Pinned straw:
@Strawman I agree with your remarks about Charif. My main takeaways from the session in addtion were:
On the $MSFT threat, I was listening to @Strawman and Scott Philips on the MF Money podcast over the weekend, and there was an interesting discussion about $RMD, which I thought is also helpful in the context of $DSE. Basically, all of our businesses (apart from those natural, regulated monopolies I don't invest in) face competitive threats, both from similar products and potentially disruptive technologies.

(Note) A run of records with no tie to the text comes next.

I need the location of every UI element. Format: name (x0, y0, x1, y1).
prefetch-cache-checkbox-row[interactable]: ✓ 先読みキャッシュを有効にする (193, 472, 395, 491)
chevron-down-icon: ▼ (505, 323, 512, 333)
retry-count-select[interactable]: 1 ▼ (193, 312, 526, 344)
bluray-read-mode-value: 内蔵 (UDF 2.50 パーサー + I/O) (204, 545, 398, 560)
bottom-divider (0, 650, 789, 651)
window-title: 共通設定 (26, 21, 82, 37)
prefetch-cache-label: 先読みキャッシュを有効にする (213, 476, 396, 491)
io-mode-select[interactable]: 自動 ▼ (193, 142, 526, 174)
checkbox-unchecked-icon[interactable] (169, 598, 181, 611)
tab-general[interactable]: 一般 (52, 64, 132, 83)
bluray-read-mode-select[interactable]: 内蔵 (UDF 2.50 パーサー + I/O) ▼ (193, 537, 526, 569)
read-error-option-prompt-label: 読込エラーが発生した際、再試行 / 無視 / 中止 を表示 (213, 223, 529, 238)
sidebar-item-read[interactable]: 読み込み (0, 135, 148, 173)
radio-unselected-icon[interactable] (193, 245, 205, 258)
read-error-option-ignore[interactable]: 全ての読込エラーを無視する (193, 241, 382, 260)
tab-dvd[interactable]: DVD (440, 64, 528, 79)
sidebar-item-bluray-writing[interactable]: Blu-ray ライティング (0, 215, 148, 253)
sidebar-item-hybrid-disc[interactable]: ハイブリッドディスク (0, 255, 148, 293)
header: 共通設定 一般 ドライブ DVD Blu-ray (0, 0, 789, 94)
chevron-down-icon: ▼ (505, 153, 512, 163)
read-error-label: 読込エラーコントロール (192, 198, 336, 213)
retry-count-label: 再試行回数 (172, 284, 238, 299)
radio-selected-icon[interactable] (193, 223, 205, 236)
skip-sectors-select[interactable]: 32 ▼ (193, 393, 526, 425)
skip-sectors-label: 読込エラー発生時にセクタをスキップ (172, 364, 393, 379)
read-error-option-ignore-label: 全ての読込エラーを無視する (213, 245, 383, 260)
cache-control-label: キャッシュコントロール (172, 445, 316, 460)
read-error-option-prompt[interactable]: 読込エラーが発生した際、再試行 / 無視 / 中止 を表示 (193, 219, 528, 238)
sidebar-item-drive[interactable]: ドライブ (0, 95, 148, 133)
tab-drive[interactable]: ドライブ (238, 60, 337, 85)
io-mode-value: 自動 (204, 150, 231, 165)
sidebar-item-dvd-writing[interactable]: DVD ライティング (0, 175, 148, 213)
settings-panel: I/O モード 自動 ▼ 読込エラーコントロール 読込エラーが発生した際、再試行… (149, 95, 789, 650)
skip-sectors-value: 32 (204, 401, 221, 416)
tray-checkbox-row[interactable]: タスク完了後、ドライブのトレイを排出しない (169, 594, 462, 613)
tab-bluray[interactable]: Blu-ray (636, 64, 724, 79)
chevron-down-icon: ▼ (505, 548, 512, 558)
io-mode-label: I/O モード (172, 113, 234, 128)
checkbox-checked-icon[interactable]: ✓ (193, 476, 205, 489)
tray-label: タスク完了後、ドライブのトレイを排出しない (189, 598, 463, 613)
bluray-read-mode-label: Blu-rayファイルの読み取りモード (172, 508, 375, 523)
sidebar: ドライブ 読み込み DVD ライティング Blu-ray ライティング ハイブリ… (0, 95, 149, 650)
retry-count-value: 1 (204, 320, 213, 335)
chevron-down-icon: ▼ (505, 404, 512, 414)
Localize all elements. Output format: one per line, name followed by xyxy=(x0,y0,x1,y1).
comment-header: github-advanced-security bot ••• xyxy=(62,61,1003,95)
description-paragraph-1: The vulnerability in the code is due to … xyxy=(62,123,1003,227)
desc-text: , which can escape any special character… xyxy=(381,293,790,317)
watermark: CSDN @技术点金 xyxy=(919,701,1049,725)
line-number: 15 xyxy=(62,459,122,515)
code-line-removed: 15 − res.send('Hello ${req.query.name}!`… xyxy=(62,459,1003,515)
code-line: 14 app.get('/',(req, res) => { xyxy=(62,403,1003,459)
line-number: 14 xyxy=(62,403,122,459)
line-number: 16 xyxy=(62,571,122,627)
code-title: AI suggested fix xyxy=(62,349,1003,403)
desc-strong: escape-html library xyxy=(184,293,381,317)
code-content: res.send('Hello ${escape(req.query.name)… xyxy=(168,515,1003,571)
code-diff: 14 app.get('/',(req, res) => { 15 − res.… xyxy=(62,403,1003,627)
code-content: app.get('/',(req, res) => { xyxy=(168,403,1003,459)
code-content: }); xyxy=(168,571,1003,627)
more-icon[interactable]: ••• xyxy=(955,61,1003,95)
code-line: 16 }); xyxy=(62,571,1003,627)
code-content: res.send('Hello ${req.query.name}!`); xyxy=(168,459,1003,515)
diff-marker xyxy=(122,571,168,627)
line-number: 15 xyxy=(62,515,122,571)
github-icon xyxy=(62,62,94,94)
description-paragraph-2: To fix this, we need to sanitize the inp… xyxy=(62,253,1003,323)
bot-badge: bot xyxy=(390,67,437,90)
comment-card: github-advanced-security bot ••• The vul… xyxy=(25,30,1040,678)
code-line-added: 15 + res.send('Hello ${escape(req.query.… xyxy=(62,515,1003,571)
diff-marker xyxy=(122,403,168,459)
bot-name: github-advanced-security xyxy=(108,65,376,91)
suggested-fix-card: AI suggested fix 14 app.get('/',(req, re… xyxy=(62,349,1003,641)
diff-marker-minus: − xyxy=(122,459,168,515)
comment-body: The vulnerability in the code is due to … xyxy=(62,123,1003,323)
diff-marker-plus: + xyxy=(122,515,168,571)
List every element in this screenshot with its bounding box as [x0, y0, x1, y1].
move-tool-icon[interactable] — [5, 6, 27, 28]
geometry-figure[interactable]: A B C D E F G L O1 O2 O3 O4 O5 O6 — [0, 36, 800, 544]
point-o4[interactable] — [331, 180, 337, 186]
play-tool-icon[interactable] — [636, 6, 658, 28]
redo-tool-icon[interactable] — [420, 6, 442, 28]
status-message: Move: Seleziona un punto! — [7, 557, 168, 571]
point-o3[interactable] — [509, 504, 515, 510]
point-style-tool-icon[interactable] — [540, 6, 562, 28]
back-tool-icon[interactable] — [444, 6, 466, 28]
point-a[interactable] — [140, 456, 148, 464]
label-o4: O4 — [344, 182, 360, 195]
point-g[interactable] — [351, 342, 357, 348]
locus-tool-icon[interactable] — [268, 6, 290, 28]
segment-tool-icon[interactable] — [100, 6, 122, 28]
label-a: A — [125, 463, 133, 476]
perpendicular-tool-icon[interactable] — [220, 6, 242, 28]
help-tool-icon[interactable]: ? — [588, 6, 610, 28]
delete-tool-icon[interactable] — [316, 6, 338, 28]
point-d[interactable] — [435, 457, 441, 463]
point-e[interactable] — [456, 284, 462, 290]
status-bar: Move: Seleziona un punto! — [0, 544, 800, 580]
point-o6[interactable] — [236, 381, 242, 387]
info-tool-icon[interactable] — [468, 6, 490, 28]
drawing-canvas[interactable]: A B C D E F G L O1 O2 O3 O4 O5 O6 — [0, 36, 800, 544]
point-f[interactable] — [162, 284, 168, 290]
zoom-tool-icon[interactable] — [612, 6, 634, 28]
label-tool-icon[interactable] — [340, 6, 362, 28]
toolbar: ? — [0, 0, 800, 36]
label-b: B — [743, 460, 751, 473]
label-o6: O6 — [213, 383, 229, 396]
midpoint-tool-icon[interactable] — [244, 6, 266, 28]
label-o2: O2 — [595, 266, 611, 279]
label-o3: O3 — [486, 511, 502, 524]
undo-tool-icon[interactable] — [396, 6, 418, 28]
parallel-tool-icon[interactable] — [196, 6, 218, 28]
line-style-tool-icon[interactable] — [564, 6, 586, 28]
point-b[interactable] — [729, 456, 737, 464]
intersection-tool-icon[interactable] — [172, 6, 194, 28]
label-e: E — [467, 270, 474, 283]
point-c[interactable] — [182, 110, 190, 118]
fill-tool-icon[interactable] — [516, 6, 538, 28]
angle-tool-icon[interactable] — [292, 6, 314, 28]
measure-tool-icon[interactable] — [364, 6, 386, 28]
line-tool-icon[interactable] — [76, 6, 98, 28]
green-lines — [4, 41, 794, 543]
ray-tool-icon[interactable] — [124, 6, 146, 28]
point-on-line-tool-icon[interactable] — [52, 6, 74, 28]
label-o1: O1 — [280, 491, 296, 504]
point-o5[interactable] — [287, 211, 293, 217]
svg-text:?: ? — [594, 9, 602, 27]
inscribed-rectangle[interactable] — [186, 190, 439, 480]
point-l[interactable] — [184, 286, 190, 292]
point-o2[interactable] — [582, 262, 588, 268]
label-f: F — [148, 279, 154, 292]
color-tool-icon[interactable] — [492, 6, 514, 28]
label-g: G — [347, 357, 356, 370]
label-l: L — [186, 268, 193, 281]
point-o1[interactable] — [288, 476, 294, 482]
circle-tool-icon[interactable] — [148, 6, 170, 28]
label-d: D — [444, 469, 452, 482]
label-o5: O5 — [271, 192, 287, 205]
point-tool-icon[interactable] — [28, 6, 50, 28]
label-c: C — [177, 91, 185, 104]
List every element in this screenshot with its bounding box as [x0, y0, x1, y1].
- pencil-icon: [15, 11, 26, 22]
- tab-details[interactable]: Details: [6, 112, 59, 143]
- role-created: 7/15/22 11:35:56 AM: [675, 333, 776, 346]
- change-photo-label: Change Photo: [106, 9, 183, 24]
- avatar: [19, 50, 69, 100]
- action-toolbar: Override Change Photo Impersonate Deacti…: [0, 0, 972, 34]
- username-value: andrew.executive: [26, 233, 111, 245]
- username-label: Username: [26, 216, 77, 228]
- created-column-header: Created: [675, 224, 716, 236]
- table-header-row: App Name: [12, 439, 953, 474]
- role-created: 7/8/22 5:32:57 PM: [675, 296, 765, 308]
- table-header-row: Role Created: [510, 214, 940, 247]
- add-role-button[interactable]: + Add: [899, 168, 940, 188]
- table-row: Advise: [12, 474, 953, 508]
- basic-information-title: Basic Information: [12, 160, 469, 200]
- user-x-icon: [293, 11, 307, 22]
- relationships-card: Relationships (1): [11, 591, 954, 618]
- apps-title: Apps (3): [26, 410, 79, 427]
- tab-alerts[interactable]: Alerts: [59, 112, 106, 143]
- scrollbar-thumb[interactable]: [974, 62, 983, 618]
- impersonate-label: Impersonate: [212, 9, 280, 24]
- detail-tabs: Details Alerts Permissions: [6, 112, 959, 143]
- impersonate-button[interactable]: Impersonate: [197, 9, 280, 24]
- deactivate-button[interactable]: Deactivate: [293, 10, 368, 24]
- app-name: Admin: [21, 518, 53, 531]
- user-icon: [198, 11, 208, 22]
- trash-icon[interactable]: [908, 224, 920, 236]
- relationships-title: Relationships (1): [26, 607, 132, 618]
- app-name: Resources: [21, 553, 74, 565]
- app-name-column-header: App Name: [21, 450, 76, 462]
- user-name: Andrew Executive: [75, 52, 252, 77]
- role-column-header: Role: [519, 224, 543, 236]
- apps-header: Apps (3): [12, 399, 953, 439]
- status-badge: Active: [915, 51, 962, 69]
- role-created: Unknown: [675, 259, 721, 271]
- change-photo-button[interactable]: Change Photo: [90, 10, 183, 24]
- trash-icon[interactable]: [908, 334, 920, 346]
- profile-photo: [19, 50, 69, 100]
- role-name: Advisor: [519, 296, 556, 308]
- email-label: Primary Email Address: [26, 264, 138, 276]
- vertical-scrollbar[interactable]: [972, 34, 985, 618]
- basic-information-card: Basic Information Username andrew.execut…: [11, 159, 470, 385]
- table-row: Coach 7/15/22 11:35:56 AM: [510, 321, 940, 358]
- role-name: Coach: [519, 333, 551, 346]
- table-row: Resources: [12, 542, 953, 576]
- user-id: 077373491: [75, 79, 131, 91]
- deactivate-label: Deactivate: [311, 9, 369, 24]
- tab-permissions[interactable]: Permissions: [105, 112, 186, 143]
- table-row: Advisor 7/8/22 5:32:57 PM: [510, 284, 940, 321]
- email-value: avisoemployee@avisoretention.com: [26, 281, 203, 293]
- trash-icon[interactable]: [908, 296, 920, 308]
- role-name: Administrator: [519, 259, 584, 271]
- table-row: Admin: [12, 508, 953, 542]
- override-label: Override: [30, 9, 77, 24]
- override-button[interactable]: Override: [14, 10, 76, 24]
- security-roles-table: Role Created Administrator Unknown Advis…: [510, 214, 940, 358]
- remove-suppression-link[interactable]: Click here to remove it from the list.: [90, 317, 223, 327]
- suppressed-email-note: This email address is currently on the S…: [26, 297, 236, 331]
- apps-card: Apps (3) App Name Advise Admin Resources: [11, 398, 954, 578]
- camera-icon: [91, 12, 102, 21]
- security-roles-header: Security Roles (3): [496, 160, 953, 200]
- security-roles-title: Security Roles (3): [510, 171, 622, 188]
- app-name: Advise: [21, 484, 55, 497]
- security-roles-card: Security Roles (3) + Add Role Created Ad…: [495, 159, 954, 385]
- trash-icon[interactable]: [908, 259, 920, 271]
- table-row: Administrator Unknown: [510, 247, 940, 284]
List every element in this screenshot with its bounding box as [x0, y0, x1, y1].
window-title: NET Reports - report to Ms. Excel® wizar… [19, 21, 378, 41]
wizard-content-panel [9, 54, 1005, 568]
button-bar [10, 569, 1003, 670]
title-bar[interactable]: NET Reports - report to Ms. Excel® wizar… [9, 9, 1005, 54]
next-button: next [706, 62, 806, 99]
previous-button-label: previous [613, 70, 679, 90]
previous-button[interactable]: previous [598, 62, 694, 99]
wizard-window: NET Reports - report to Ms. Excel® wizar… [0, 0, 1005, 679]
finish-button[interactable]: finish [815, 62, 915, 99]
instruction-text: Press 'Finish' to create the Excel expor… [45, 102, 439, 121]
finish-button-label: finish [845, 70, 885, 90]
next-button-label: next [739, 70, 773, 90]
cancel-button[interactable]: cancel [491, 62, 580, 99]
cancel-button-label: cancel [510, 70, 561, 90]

But we don't sell them all and just invest in safe monopolies with boring regulated returns.
Because there can be a tendancy not to focus on the competitive landscape when analysing companies, whenever there is newsflow of a new competitive or technological threat, there is a tendancy to consider this against a "zero baseline", when in actual fact it is often just yet another piece of a complex and constantly dynamic competitive landscape.
Clearly, there is a balance to be struck in weighing changes in the technological and competitive landscap, and it is important not to be blinkered. But the word is balance.
Whether it is Syntex or GLP-1s, both are new factors for me to monitor on the competitive environments of $DSE and $RMD, respectively. But that is a very different response than either marking down the value of the shares or, worse still, selling the shares (as many have).
I remain a happy holder of $DSE and would consider adding to my small position over time as they continue to deliver.